Immerhin gelang es der spanischen Fußballdiplomatie, den von Gastgeberseite angestrebten Handshake zwischen Fußballgöttern und Diktator zu verhindern. Obiang blieb dem Spiel fern. Der Präsident weihe ein Heim für behinderte und obdachlose Kinder ein, hieß es. Dafür prahlte sein Sohn und Fußballbeauftragter Ruslan Obiang umso ungenierter damit, wie viele Fotos er sich mit Casillas, Iniesta und Kollegen habe machen lassen.

Um seinen Ruhm mehren zu lassen, scheut das Regime keinen Aufwand. Während die Frauenauswahl bei ihrem WM-Auftritt 2011 in Deutschland vom Verdacht begleitet wurde, mit Männern aufzulaufen, handelt es sich beim offiziellen Herrenteam um eine wild zusammengekaufte Söldnertruppe. Nur drei Nationalspieler sind in Äquatorialguinea geboren. Wohin das führen kann, zeigte sich, als der Brasilianer Claudiney Rincon, voriges Jahr mit acht weiteren Landsleuten eingebürgert, diesen Sommer während einer Länderspielreise an Malaria starb.

Heuchelei des Fußballverbandes

Dass die RFEF den Trip zur Entwicklungshilfe am afrikanischen Fußball erklärte, ist vor diesem Hintergrund bestenfalls tragikomisch – vor allem aber geheuchelt, denn ursprünglich hatte Spanien in Gabun spielen wollen, doch offenbar bekam man dort die kolportierte Standardgage für den Weltmeister in Höhe von 3,8 Millionen Euro nicht zusammen.

Weil auf dem Weg nach Südafrika, wo am Dienstag in Soccer City noch einmal der Titelgewinn nachgefeiert wird, aber noch ein Termin belegt werden musste, wurden eilig die Kontakte in die Exkolonie angezapft. Laut RFEF trat Spanien gratis auf.

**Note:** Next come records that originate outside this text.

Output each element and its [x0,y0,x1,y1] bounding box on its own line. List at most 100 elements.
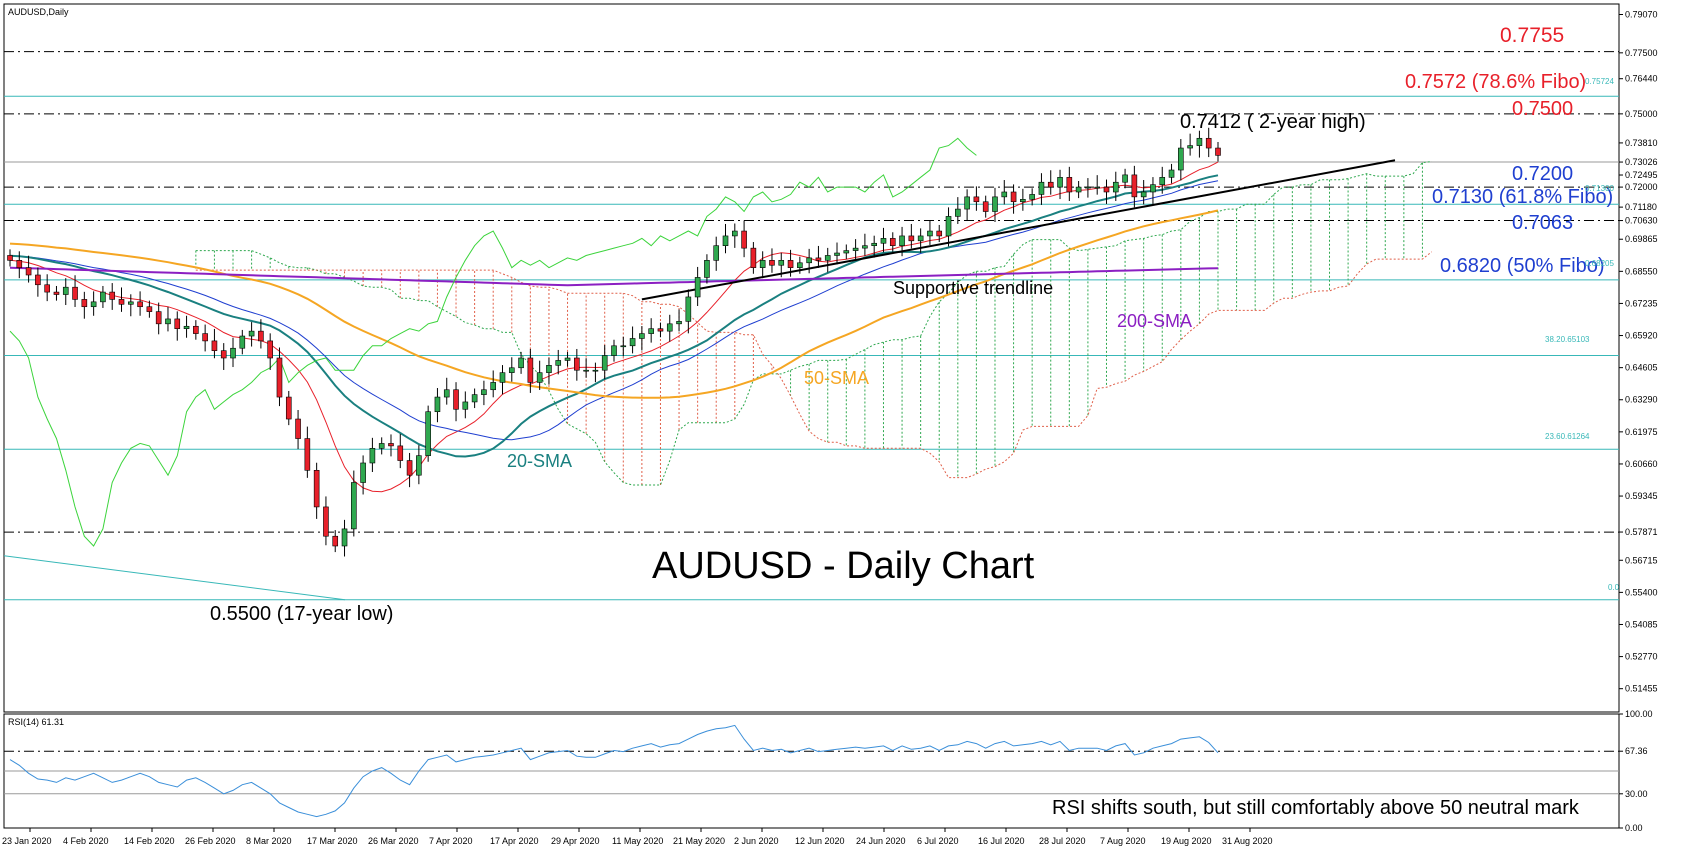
candle-bear [406,460,413,476]
annotation-low: 0.5500 (17-year low) [210,603,393,625]
chart-title: AUDUSD - Daily Chart [652,545,1035,587]
candle-bear [1205,137,1212,149]
y-tick-label: 0.59345 [1625,491,1658,501]
candle-bull [1038,181,1045,195]
candle-bear [193,325,199,334]
rsi-label: RSI(14) 61.31 [8,717,64,727]
candle-bull [508,367,515,373]
candle-bull [1140,191,1147,198]
x-tick-label: 17 Apr 2020 [490,836,539,846]
candle-bear [982,201,989,212]
x-tick-label: 11 May 2020 [612,836,663,846]
candle-bull [239,335,246,349]
level-label-7063: 0.7063 [1512,212,1573,234]
x-tick-label: 16 Jul 2020 [978,836,1025,846]
candle-bear [109,291,116,300]
x-tick-label: 26 Feb 2020 [185,836,236,846]
candle-bull [945,216,952,237]
annotation-rsi: RSI shifts south, but still comfortably … [1052,797,1580,819]
candle-bull [797,262,803,268]
candle-bear [1215,147,1221,156]
x-tick-label: 2 Jun 2020 [734,836,779,846]
candle-bull [1122,174,1128,183]
candle-bear [453,389,459,410]
candle-bear [1103,186,1110,193]
y-tick-label: 0.72495 [1625,170,1658,180]
x-tick-label: 31 Aug 2020 [1222,836,1273,846]
y-tick-label: 0.70630 [1625,216,1658,226]
candle-bear [815,257,822,261]
candle-bear [72,286,78,300]
y-tick-label: 0.69865 [1625,234,1658,244]
level-label-7755: 0.7755 [1500,24,1564,47]
y-tick-label: 0.67235 [1625,298,1658,308]
x-tick-label: 19 Aug 2020 [1161,836,1212,846]
candle-bull [778,260,785,266]
candle-bear [908,235,915,242]
candle-bull [425,411,431,456]
y-tick-label: 0.72000 [1625,182,1658,192]
candle-bull [360,462,366,483]
candle-bull [481,389,487,395]
candle-bull [1168,169,1175,178]
candle-bear [574,357,580,371]
y-tick-label: 0.52770 [1625,652,1658,662]
candle-bull [341,528,348,547]
candle-bull [880,238,887,244]
y-tick-label: 0.75000 [1625,109,1658,119]
candle-bull [713,245,720,261]
candle-bull [90,301,97,308]
y-tick-label: 0.79070 [1625,9,1658,19]
candle-bear [527,357,534,383]
symbol-label: AUDUSD,Daily [8,7,69,17]
candle-bull [1150,184,1156,193]
y-tick-label: 0.73026 [1625,157,1658,167]
candle-bull [165,318,171,325]
candle-bull [676,321,682,325]
rsi-tick-label: 30.00 [1625,789,1648,799]
fibo-label-38: 38.20.65103 [1545,335,1590,344]
candle-bear [202,333,208,342]
candle-bull [183,325,190,330]
candle-bull [564,357,571,361]
candle-bear [81,299,88,308]
x-tick-label: 7 Aug 2020 [1100,836,1146,846]
x-tick-label: 7 Apr 2020 [429,836,473,846]
candle-bear [936,230,943,237]
candle-bear [397,445,404,461]
candle-bear [16,260,23,268]
candle-bull [490,382,497,391]
candle-bull [862,245,868,249]
candle-bear [220,350,227,359]
x-tick-label: 28 Jul 2020 [1039,836,1086,846]
x-tick-label: 4 Feb 2020 [63,836,109,846]
y-tick-label: 0.64605 [1625,363,1658,373]
candle-bear [118,299,125,305]
candle-bear [1010,191,1017,203]
candle-bear [258,330,264,342]
candle-bull [592,369,599,372]
rsi-tick-label: 0.00 [1625,823,1643,833]
candle-bull [1029,194,1035,200]
candle-bull [555,360,562,366]
candle-bear [276,357,283,398]
candle-bull [852,247,859,251]
candle-bull [1159,177,1166,185]
candle-bull [843,250,850,254]
candle-bull [964,196,970,210]
candle-bull [639,333,645,339]
annotation-high: 0.7412 ( 2-year high) [1180,111,1366,133]
candle-bull [899,235,905,246]
candle-bear [1047,181,1054,188]
candle-bear [155,311,162,325]
y-tick-label: 0.57871 [1625,527,1658,537]
candle-bear [267,340,273,359]
candle-bull [434,396,441,413]
level-label-7500: 0.7500 [1512,98,1573,120]
candle-bull [583,369,589,372]
candle-bull [1178,147,1184,171]
fibo-small-label-618: 0.71300 [1585,184,1614,193]
candle-bear [7,255,13,261]
candle-bull [806,257,812,264]
candle-bear [741,230,747,249]
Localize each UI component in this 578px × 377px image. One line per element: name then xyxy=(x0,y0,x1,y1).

Die Opposition in Äquatorialguinea wollte hingegen erfahren haben, dass sich Obiang den Spaß rund 15 Millionen Dollar kosten ließ.

Dafür bekam der Diktator ein erstaunlich ausgeglichenes Spiel geliefert. Spanien gewann nur knapp 2:1 und schimpfte, weil der – einheimische – Schiedsrichter auch rustikalste Tacklings tolerierte, was zu einer Verletzung bei Xabi Alonso führte. Wenigstens bekamen die Spieler – während ihres Aufenthalts in einem Luxushotel mit Privatstrand untergebracht – so noch einen Eindruck von der harten afrikanischen Realität. Auch wenn die ihnen letztlich Brasilianer beibrachten.